As education in Arkansas continues to move toward the privatized version favored by the Walton Family Foundation and other billionaires, you’ll likely hear the New Orleans charter school ‘miracle’ invoked. This is the conversion of most New Orleans public schools into charter schools following Hurricane Katrina.
Multiple sources have long made clear that no miracle has occurred in the 10 years since Katrina, if by miracle you mean producing substantially proficient performance among the poor, minority students that dominate the New Orleans public schools.
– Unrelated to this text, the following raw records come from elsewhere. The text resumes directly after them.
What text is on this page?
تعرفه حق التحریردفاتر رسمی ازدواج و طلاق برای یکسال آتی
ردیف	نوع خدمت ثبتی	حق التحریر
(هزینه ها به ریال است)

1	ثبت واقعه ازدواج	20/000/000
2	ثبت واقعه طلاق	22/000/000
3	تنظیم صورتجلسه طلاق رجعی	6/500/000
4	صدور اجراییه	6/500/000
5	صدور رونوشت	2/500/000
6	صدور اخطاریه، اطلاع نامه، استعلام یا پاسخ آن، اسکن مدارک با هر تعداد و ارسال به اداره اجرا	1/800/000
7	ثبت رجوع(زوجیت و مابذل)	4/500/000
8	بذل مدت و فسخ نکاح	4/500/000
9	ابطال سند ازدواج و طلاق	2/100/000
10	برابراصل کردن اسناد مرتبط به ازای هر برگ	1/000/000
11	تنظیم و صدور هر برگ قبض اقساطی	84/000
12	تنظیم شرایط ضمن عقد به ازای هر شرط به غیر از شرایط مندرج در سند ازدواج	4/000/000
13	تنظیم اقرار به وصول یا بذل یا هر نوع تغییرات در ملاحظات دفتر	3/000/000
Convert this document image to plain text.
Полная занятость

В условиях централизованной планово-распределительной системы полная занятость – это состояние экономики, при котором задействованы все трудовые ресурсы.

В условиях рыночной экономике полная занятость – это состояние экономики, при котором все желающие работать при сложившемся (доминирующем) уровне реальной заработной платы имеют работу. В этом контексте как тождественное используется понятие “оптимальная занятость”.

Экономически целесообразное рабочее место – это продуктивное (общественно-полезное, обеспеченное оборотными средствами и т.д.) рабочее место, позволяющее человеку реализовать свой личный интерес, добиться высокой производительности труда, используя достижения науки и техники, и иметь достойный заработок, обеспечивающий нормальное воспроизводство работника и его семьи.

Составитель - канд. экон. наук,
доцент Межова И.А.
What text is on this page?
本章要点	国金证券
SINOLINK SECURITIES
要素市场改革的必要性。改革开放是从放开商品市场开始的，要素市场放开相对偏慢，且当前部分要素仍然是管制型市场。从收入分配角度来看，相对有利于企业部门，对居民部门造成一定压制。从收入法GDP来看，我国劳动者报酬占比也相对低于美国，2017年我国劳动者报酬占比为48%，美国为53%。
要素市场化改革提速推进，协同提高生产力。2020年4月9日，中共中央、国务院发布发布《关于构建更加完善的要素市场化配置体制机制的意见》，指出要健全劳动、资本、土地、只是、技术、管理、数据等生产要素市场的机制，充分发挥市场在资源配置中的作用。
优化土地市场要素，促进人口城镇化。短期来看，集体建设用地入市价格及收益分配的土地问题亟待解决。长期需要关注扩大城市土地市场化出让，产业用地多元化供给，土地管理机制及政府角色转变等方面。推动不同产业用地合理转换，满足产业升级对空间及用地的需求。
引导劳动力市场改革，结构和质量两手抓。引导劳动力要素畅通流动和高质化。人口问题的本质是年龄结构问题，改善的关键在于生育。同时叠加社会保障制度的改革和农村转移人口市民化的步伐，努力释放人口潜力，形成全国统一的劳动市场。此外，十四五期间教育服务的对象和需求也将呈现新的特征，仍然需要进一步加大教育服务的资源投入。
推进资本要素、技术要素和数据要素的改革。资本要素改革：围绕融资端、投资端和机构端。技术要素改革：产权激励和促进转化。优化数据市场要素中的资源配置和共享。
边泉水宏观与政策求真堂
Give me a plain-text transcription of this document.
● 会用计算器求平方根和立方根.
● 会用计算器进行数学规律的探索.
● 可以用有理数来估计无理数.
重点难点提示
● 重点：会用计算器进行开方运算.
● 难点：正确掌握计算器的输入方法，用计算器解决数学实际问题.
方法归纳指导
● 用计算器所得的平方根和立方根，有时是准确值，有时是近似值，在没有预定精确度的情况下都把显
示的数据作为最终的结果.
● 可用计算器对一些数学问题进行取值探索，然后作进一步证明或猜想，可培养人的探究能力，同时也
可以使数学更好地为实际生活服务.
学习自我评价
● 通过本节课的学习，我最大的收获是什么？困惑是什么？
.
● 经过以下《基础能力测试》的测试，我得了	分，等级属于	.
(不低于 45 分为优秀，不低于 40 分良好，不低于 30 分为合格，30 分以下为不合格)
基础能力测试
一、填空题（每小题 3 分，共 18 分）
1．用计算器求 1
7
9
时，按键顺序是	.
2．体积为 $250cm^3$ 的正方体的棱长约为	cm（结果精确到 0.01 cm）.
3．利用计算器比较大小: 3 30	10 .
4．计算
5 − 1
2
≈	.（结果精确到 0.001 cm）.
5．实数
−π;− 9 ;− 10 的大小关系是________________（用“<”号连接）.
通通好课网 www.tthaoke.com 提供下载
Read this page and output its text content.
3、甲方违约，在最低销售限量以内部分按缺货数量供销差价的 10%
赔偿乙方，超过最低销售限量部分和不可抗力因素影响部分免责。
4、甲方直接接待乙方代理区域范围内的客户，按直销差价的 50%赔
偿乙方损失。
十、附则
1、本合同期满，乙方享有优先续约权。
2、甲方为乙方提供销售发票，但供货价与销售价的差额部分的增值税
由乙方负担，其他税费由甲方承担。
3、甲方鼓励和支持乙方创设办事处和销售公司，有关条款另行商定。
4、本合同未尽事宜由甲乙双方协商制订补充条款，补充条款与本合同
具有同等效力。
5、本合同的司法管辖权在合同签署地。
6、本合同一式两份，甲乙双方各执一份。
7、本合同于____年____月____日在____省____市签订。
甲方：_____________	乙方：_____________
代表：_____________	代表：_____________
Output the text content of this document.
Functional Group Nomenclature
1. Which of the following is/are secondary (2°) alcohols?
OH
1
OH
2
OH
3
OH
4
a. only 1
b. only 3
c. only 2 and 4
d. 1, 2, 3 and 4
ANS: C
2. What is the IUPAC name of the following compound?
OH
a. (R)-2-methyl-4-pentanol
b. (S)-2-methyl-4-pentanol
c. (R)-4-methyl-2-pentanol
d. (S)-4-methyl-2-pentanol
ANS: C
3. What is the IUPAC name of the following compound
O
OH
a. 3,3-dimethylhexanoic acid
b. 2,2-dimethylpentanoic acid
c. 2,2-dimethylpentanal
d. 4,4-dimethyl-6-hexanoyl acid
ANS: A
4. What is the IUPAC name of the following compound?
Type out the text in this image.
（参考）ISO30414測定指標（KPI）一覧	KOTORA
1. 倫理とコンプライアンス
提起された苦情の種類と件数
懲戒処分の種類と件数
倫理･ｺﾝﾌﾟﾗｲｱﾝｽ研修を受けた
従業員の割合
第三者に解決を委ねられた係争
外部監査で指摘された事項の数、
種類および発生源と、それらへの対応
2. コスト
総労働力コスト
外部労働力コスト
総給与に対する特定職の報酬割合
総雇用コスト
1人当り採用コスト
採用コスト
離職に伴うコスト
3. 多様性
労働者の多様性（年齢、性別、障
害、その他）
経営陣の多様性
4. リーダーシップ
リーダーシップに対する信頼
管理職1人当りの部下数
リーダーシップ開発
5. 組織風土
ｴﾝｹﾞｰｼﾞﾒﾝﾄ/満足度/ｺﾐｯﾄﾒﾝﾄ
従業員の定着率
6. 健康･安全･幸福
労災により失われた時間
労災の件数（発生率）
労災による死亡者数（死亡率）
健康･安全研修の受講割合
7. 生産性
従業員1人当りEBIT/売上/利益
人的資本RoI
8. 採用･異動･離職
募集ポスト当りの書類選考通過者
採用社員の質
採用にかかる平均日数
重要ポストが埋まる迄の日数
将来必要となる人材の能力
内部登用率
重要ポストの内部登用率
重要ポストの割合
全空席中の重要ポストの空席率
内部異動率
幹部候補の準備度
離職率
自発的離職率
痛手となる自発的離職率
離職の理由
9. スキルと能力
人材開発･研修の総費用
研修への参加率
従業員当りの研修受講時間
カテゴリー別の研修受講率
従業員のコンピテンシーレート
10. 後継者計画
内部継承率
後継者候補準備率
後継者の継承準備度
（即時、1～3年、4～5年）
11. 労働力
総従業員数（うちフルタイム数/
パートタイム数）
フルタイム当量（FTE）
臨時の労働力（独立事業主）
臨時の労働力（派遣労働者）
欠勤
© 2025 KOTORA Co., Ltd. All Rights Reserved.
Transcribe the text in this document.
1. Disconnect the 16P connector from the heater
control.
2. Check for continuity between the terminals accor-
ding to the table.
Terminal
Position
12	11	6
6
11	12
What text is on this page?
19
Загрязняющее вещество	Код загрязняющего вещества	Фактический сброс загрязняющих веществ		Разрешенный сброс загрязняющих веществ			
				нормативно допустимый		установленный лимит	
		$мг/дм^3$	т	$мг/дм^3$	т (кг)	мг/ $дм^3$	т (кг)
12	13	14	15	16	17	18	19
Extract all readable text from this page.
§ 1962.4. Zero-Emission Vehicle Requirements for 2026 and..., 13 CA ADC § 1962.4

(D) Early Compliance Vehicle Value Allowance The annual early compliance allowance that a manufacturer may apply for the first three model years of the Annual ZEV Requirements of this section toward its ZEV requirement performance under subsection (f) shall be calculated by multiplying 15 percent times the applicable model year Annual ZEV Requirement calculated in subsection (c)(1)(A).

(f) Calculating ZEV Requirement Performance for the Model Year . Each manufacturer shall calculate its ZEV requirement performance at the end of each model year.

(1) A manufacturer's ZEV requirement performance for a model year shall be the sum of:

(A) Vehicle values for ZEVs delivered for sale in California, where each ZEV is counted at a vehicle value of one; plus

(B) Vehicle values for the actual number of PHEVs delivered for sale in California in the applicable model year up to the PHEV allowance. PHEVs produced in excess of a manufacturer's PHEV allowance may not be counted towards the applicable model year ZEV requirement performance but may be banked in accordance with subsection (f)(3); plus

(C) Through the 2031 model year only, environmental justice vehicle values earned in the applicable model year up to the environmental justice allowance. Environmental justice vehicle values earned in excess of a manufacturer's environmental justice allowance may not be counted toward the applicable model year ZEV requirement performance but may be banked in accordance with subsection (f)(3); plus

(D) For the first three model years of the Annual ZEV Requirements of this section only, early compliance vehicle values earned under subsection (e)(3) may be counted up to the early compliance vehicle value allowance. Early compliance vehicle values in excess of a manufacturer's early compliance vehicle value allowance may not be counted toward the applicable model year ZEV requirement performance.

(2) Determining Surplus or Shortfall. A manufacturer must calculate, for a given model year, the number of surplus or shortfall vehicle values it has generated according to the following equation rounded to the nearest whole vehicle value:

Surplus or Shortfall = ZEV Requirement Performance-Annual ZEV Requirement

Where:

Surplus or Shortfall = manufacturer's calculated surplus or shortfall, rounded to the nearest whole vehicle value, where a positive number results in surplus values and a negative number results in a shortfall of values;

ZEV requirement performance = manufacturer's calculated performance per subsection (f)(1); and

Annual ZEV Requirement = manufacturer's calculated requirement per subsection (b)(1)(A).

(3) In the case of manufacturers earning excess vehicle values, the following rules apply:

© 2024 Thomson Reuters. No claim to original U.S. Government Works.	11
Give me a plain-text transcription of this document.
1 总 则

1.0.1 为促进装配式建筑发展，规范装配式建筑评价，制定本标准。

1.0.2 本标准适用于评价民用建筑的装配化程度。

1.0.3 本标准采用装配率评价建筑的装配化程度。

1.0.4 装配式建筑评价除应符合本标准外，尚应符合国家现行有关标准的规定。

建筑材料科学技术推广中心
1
Here’s more. An education blogger has managed to obtain ACT college test scores of all school districts in Louisiana. The Louisiana Education Department won’t provide the numbers. Perhaps because they’d put the lie to Gov. Bobby Jindal’s support for the “choice” education agenda.
Against the national average composite ACT score of 21 in 2014, the Recovery School District — the umbrella for the various independent charter schools — reported an average ACT of 15.7, with some school’s graduating class average as low as 12. Of 70 school districts in Louisiana, the amalgamation of New Orleans charter schools ranked 66th, ahead of only four small rural districts. It’s this kind of low status, you may recall, that prompted the Arkansas Board of Education to take over the Little Rock School District. Writes blogger Mercedes Schneider:
These RSD-NO ACT scores aren’t useful for selling the test-score-driven, state-takeover, charter-conversion model [state education superintendent] John White is so fond of. And so what does the state super who cries “accountability” do?
He hides the scores from public view.
The RSD Class of 2014 was in third grade when Katrina hit. The state has been in charge of their education since then, and this is what they have to show for their test-score-driven, charter-friendly, Teach-for-America-friendly, so-called “education.”
Nothing remotely touching “college ready.”
Beware “reformers” proclaiming the New Orleans miracle in Arkansas.
PS — A college professor adds this note on ACT scores:
If someone takes the ACT and guesses on every question (e.g., filling in the second bubble for every question), their most likely composite score is 12. You actually have to do worse than pure guessing to score less than 12.